When the association is 30 percent funded, it faces a one-in-three chance of a special assessment, just for the expenses that they could’ve prepared for, Swain said. But once the association increases its reserves to at least 70 percent funded, the risk for having to come to the homeowners and ask for the lump sum payment drops to one-in-100, he said.
Victoria Cohen takes the official notes in board meetings for 12 homeowners associations in San Diego, as a contracted meeting recorder for HOAs. She said she’s been privy to several tense conversations lately in some buildings.
“They’re scrambling just enough to get enough money in the kitty to pay operating expenses,” she said.
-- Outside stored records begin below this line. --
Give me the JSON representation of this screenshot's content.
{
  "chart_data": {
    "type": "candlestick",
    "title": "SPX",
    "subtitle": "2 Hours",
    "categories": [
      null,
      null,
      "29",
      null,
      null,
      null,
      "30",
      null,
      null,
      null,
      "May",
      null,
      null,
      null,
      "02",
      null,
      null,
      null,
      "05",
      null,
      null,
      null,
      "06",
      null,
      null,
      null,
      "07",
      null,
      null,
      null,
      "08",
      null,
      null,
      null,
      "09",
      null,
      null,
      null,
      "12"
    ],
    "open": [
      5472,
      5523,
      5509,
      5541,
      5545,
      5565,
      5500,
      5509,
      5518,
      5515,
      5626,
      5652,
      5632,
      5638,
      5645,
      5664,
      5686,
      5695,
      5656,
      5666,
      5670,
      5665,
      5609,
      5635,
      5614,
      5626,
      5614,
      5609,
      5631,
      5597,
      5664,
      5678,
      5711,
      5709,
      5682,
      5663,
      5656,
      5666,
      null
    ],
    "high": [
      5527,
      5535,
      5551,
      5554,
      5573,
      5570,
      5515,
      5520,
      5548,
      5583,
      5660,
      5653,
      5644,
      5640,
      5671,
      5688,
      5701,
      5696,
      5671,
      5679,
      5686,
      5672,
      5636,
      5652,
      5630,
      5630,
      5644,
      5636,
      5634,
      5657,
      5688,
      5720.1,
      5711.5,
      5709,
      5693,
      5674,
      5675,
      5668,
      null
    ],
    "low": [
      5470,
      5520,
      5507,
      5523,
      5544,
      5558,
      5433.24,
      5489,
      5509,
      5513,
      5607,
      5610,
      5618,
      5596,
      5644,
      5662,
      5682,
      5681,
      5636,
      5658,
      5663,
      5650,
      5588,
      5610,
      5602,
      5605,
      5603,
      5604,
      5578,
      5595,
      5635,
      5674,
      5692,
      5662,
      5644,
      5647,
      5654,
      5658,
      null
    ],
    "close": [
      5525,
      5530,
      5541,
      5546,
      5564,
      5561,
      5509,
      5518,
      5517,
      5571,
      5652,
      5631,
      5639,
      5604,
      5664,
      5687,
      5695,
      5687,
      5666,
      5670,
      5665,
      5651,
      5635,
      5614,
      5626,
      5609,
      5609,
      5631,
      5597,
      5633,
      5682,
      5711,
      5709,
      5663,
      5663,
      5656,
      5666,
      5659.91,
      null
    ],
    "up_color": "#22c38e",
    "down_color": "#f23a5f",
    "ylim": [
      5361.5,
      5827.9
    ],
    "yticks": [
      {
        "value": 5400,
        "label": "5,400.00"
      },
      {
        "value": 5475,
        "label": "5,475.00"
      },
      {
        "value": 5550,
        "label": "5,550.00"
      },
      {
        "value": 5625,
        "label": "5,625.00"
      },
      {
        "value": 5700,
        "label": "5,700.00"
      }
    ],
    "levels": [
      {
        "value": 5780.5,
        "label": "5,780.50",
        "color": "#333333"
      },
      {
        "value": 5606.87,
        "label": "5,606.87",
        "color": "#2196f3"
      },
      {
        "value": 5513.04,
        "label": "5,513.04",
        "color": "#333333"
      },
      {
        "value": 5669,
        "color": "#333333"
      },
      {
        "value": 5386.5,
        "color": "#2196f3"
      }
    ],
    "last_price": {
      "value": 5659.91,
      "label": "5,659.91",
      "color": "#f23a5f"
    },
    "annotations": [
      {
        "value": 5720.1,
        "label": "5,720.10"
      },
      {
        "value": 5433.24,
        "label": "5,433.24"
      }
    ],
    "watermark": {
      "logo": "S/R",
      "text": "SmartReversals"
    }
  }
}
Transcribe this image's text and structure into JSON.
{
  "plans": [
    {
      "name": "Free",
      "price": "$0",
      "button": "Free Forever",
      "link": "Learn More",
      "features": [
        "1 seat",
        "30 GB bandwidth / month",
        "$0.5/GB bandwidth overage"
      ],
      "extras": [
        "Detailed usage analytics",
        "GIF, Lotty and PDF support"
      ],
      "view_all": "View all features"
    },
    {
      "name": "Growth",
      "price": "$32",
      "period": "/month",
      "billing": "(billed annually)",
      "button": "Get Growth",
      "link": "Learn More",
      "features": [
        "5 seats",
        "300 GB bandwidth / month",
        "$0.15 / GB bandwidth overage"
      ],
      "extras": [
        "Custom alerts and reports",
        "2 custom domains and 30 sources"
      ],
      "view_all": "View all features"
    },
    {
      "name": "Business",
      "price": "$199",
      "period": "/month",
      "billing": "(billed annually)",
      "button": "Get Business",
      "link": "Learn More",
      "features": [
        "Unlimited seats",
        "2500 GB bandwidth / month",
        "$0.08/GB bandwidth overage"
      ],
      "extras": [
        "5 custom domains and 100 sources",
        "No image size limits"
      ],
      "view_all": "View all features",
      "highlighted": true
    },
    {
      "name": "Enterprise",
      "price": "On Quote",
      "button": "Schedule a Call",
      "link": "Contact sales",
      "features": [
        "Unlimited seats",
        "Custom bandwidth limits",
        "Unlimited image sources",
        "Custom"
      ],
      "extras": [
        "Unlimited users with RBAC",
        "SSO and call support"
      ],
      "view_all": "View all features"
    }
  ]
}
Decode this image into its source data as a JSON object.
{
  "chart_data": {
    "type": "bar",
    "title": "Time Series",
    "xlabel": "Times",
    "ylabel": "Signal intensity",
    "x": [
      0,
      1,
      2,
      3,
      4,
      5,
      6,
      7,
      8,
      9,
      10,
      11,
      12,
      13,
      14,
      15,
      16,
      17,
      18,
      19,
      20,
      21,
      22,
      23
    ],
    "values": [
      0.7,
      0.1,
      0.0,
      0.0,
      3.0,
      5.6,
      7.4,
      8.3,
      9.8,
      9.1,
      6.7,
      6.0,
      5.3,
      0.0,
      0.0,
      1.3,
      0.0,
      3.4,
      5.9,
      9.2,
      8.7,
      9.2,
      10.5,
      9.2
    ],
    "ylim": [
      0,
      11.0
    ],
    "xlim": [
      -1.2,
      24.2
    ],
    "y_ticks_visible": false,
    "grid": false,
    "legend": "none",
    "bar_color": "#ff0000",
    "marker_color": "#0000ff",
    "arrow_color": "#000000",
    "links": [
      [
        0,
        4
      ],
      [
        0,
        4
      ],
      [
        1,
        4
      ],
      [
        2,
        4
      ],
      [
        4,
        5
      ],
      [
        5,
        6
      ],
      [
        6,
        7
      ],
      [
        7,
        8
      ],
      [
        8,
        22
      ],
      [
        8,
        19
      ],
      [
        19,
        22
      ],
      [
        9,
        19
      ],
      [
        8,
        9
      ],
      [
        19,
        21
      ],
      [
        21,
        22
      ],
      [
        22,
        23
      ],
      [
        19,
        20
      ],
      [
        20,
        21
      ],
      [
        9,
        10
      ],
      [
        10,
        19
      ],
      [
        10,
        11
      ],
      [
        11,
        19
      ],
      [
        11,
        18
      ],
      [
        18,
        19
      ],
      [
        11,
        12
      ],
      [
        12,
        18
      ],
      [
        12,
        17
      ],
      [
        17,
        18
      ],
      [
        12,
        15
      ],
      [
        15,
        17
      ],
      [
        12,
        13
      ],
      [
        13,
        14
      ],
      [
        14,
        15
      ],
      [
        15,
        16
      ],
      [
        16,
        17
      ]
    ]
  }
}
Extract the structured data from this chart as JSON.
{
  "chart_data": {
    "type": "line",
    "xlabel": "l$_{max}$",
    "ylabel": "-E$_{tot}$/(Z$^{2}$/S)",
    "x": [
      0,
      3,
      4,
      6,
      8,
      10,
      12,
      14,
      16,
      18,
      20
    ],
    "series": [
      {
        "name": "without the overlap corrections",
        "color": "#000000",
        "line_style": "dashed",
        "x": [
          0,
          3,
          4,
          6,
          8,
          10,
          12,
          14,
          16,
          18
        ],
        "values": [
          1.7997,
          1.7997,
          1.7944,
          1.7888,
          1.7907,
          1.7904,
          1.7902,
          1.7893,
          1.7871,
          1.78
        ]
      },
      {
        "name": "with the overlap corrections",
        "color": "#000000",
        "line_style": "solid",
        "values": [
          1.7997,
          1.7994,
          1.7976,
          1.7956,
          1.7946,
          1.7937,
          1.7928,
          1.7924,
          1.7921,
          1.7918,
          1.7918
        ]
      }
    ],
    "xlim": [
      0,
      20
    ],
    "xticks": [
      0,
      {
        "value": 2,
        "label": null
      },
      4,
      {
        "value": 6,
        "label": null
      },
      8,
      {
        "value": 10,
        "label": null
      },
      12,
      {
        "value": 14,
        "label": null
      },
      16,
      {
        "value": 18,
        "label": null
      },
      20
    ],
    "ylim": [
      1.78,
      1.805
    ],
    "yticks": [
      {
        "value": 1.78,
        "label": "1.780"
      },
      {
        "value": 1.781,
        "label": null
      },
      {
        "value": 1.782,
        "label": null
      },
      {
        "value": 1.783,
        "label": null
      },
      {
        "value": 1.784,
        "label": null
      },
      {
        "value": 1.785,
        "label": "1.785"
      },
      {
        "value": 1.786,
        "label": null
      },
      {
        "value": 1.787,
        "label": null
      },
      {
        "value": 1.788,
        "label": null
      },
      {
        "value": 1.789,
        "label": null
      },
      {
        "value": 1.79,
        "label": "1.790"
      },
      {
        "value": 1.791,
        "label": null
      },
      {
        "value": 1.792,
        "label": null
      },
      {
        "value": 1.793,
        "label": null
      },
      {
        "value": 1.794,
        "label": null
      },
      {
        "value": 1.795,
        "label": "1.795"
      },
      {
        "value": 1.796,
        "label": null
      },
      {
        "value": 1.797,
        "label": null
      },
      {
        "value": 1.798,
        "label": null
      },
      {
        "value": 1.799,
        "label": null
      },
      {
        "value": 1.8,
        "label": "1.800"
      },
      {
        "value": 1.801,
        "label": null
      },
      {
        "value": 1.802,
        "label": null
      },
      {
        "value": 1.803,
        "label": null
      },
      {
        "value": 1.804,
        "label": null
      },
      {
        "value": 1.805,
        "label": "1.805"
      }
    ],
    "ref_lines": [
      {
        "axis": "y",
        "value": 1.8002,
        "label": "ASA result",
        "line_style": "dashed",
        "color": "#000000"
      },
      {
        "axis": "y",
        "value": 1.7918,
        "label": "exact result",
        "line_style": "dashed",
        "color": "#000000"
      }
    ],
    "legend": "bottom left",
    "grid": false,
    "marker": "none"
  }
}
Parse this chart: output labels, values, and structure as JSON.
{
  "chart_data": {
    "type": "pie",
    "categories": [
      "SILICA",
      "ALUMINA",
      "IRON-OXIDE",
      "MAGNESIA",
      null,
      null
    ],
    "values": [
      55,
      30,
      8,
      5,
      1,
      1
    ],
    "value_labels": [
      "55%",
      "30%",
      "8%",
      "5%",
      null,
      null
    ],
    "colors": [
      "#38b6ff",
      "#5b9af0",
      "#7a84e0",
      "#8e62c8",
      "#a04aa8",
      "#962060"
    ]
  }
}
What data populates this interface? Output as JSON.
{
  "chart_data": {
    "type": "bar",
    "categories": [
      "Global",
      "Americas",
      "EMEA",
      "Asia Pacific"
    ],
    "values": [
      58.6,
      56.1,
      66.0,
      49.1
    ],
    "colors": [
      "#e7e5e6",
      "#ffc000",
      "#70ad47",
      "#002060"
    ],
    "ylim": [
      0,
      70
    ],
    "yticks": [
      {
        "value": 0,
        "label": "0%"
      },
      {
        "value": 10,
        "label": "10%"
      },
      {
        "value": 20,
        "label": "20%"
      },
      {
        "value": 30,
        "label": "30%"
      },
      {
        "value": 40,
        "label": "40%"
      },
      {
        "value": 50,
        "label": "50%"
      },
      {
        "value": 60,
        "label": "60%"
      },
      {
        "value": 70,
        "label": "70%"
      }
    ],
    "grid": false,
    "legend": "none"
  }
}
But Cohen said even though most of the associations she serves are in adequate financial shape, there are clouds on the horizon.
“When I sit at board meetings where they’re actually in OK shape, and they’re raising dues, the things that are rolling off their tongues is they hope that this increase isn’t going to push more people into foreclosure,” she said.
Special assessments are a last resort for HOAs. California law limits the amount of special assessments to 5 percent of the unit’s value. Some real estate experts are starting to wonder if some distressed buildings will get to a point when all of the owners would be unable to afford a special assessment, especially in current economic conditions.
Homeowners associations can declare bankruptcy, said Vicki Vandruff, vice president of the California Association of Community Managers. Vandruff has seen special assessments range up to $100,000.
But Vandruff and other HOA experts haven’t yet heard of associations declaring bankruptcy.
Neuman at Gaslamp CitySquare said he’s filing personal judgments against the former homeowners who left the building’s association high and dry when they defaulted on their units. If they buy anything in San Diego County or sell another property, the HOA has a right to be repaid.
Such a judgment costs $500 to file, a cost many boards don’t want to undertake, Neuman said.
“But if a guy owes $5,000 you may as well throw $500 after it,” he said.